Nous ne serons jamais faits du bois des victoires, mais de celui du combat.

Nos défaites est un film construit collectivement par le réalisateur Jean-Gabriel Périot et une classe de première de la ville d’Ivry-sur-Seine dans le cadre d’un atelier qui a duré toute une année scolaire. A l’origine, Jean-Gabriel Périot souhaitait permettre aux adolescents de “se confronter avec l’inconnu”. Il lui a semblé que le cinéma politique et engagé des années post-68 pouvait être un bon moyen, et c’est ainsi qu’il a eu l’idée de leur demander de s’approprier des dialogues de films puis de réagir aux propos de leurs personnages. Ce sont les élèves eux-mêmes qui ont sélectionné les extraits sur lesquels ils allaient travailler, à partir des propositions faites par le réalisateur. On retrouve notamment des séquences de La Salamandre d’Alain Tanner, Camarades de Marin Karmitz, La Chinoise de Jean-Luc Godard, ou encore La Reprise du travail aux usines Wonder de Pierre Bonneau, Liane Estiez-Willemont et Jacques Willemont et A bientôt, j’espère de Chris Marker et Mario Marret.

Cette expérience se révèle à l’écran un instantané passionnant de notre époque. On est bien sûr tenté d’y voir le portrait saisissant et attachant d’une certaine jeunesse contemporaine peu politisée et pas du tout engagée, pour laquelle les idéaux de Mai 68 font partie des livres d’Histoire, et pas tellement de leurs quotidiens. Il serait trop facile de faire de ces quelques lycéens le porte-étendard d’une génération entière, mais on est effectivement frappé de voir à quel point les concepts de “syndicat”, de “révolution” ou même de “politique” leur sont étrangers. On pourrait même être pessimiste face à ces jeunes gens qui semblent déconnectés des réalités, et pas tellement enclins à penser le monde qui les entoure.

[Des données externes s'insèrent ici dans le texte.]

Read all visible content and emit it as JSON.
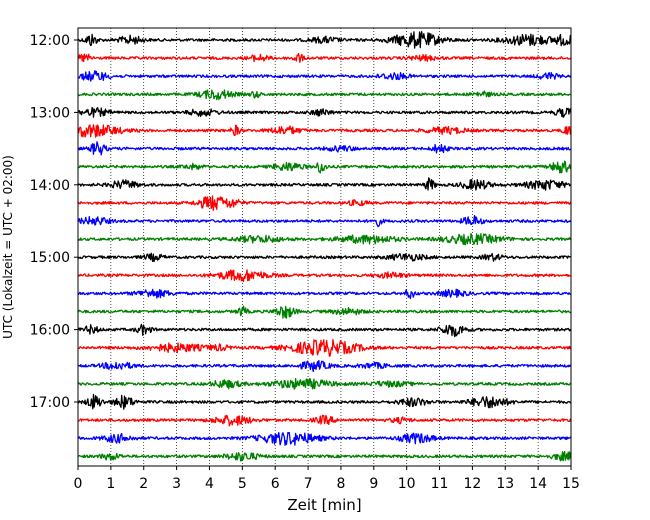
{
  "chart_data": {
    "type": "line",
    "title": "",
    "xlabel": "Zeit  [min]",
    "ylabel": "UTC (Lokalzeit = UTC + 02:00)",
    "xlim": [
      0,
      15
    ],
    "x_ticks": [
      "0",
      "1",
      "2",
      "3",
      "4",
      "5",
      "6",
      "7",
      "8",
      "9",
      "10",
      "11",
      "12",
      "13",
      "14",
      "15"
    ],
    "y_ticks": [
      "12:00",
      "13:00",
      "14:00",
      "15:00",
      "16:00",
      "17:00"
    ],
    "grid_x": "dotted",
    "colors_cycle": [
      "#000000",
      "#ff0000",
      "#0000ff",
      "#008000"
    ],
    "traces": [
      {
        "start": "12:00",
        "color": "#000000",
        "bursts": [
          [
            0.4,
            0.12,
            0.8
          ],
          [
            1.6,
            0.25,
            0.5
          ],
          [
            7.5,
            0.3,
            0.35
          ],
          [
            10.3,
            0.5,
            1.0
          ],
          [
            13.7,
            0.5,
            0.7
          ],
          [
            14.8,
            0.2,
            0.6
          ]
        ]
      },
      {
        "start": "12:15",
        "color": "#ff0000",
        "bursts": [
          [
            0.2,
            0.15,
            0.5
          ],
          [
            5.5,
            0.2,
            0.4
          ],
          [
            6.7,
            0.1,
            0.6
          ],
          [
            10.5,
            0.3,
            0.3
          ]
        ]
      },
      {
        "start": "12:30",
        "color": "#0000ff",
        "bursts": [
          [
            0.5,
            0.3,
            0.6
          ],
          [
            9.6,
            0.3,
            0.4
          ],
          [
            14.3,
            0.2,
            0.4
          ]
        ]
      },
      {
        "start": "12:45",
        "color": "#008000",
        "bursts": [
          [
            4.2,
            0.35,
            0.6
          ],
          [
            5.4,
            0.1,
            0.4
          ],
          [
            12.3,
            0.2,
            0.3
          ]
        ]
      },
      {
        "start": "13:00",
        "color": "#000000",
        "bursts": [
          [
            0.5,
            0.3,
            0.5
          ],
          [
            3.8,
            0.3,
            0.4
          ],
          [
            7.4,
            0.2,
            0.4
          ],
          [
            14.8,
            0.2,
            0.5
          ]
        ]
      },
      {
        "start": "13:15",
        "color": "#ff0000",
        "bursts": [
          [
            0.4,
            0.6,
            0.8
          ],
          [
            4.8,
            0.1,
            0.6
          ],
          [
            6.3,
            0.3,
            0.5
          ],
          [
            11.2,
            0.4,
            0.4
          ],
          [
            14.9,
            0.1,
            0.6
          ]
        ]
      },
      {
        "start": "13:30",
        "color": "#0000ff",
        "bursts": [
          [
            0.6,
            0.15,
            0.9
          ],
          [
            8.0,
            0.3,
            0.3
          ],
          [
            11.0,
            0.15,
            0.6
          ]
        ]
      },
      {
        "start": "13:45",
        "color": "#008000",
        "bursts": [
          [
            3.5,
            0.2,
            0.3
          ],
          [
            6.4,
            0.3,
            0.5
          ],
          [
            7.4,
            0.1,
            0.8
          ],
          [
            14.7,
            0.2,
            0.8
          ]
        ]
      },
      {
        "start": "14:00",
        "color": "#000000",
        "bursts": [
          [
            1.4,
            0.3,
            0.5
          ],
          [
            10.7,
            0.1,
            0.8
          ],
          [
            12.1,
            0.3,
            0.6
          ],
          [
            14.2,
            0.4,
            0.6
          ]
        ]
      },
      {
        "start": "14:15",
        "color": "#ff0000",
        "bursts": [
          [
            4.1,
            0.3,
            0.9
          ],
          [
            4.7,
            0.2,
            0.4
          ],
          [
            8.5,
            0.2,
            0.3
          ]
        ]
      },
      {
        "start": "14:30",
        "color": "#0000ff",
        "bursts": [
          [
            0.5,
            0.3,
            0.5
          ],
          [
            9.1,
            0.1,
            0.6
          ],
          [
            12.0,
            0.2,
            0.6
          ]
        ]
      },
      {
        "start": "14:45",
        "color": "#008000",
        "bursts": [
          [
            5.5,
            0.5,
            0.4
          ],
          [
            8.8,
            0.6,
            0.5
          ],
          [
            12.0,
            0.6,
            0.6
          ]
        ]
      },
      {
        "start": "15:00",
        "color": "#000000",
        "bursts": [
          [
            2.3,
            0.2,
            0.4
          ],
          [
            10.0,
            0.4,
            0.4
          ],
          [
            12.6,
            0.2,
            0.4
          ]
        ]
      },
      {
        "start": "15:15",
        "color": "#ff0000",
        "bursts": [
          [
            5.0,
            0.5,
            0.7
          ],
          [
            9.5,
            0.3,
            0.3
          ]
        ]
      },
      {
        "start": "15:30",
        "color": "#0000ff",
        "bursts": [
          [
            2.3,
            0.35,
            0.5
          ],
          [
            10.1,
            0.1,
            0.6
          ],
          [
            11.4,
            0.3,
            0.4
          ]
        ]
      },
      {
        "start": "15:45",
        "color": "#008000",
        "bursts": [
          [
            5.0,
            0.1,
            0.6
          ],
          [
            6.3,
            0.2,
            0.8
          ],
          [
            8.2,
            0.3,
            0.4
          ]
        ]
      },
      {
        "start": "16:00",
        "color": "#000000",
        "bursts": [
          [
            0.4,
            0.15,
            0.5
          ],
          [
            2.0,
            0.15,
            0.6
          ],
          [
            11.4,
            0.25,
            0.8
          ]
        ]
      },
      {
        "start": "16:15",
        "color": "#ff0000",
        "bursts": [
          [
            3.0,
            0.6,
            0.5
          ],
          [
            7.5,
            0.7,
            1.0
          ],
          [
            4.3,
            0.2,
            0.3
          ]
        ]
      },
      {
        "start": "16:30",
        "color": "#0000ff",
        "bursts": [
          [
            1.2,
            0.3,
            0.5
          ],
          [
            7.2,
            0.3,
            0.6
          ],
          [
            9.0,
            0.3,
            0.3
          ]
        ]
      },
      {
        "start": "16:45",
        "color": "#008000",
        "bursts": [
          [
            4.5,
            0.3,
            0.5
          ],
          [
            6.8,
            0.6,
            0.6
          ],
          [
            9.5,
            0.4,
            0.3
          ]
        ]
      },
      {
        "start": "17:00",
        "color": "#000000",
        "bursts": [
          [
            0.5,
            0.15,
            0.9
          ],
          [
            1.4,
            0.2,
            0.8
          ],
          [
            10.2,
            0.3,
            0.5
          ],
          [
            12.5,
            0.4,
            0.7
          ]
        ]
      },
      {
        "start": "17:15",
        "color": "#ff0000",
        "bursts": [
          [
            4.7,
            0.4,
            0.6
          ],
          [
            7.5,
            0.2,
            0.5
          ],
          [
            9.8,
            0.2,
            0.3
          ]
        ]
      },
      {
        "start": "17:30",
        "color": "#0000ff",
        "bursts": [
          [
            1.2,
            0.3,
            0.5
          ],
          [
            6.4,
            0.6,
            0.8
          ],
          [
            10.3,
            0.35,
            0.6
          ]
        ]
      },
      {
        "start": "17:45",
        "color": "#008000",
        "bursts": [
          [
            1.0,
            0.2,
            0.4
          ],
          [
            5.0,
            0.35,
            0.5
          ],
          [
            14.8,
            0.25,
            0.5
          ]
        ]
      }
    ]
  }
}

En réalité, c’est tout le contraire qui se produit. Lorsqu’on les voit réfléchir face à la caméra, tenter de bâtir des réponses aux questions complexes qui leur sont posées (et auxquelles on vous met également au défi de répondre intelligemment en quelques secondes), tâtonner sur des définitions, s’interroger sur leurs propres désirs face au monde, on est bouleversé d’assister à l’élaboration d’une pensée en train de se construire. De la même manière, lorsqu’on les voit interpréter avec justesse et conviction des séquences de films qui sont éminemment politiques, on comprend que si les mots sont maladroits et la pensée balbutiante, les idées et la réflexion, elles, sont bien là.

On en a d’ailleurs la confirmation lors de l’extraordinaire épilogue qui montre l’évolution des protagonistes, six mois après le tournage. Après avoir été à leur tour confrontés frontalement à la manifestation concrète de certains concepts exposés dans le film, ils se sont réappropriés les notions d’engagement et de solidarité, se lançant dans le combat (le blocus de leur lycée) avec une énergie et une simplicité désarmantes. Même leurs témoignages ont gagné en assurance et en détermination, révélant leur capacité à mobiliser toutes les ressources nécessaires face à une situation qu’ils jugent injuste.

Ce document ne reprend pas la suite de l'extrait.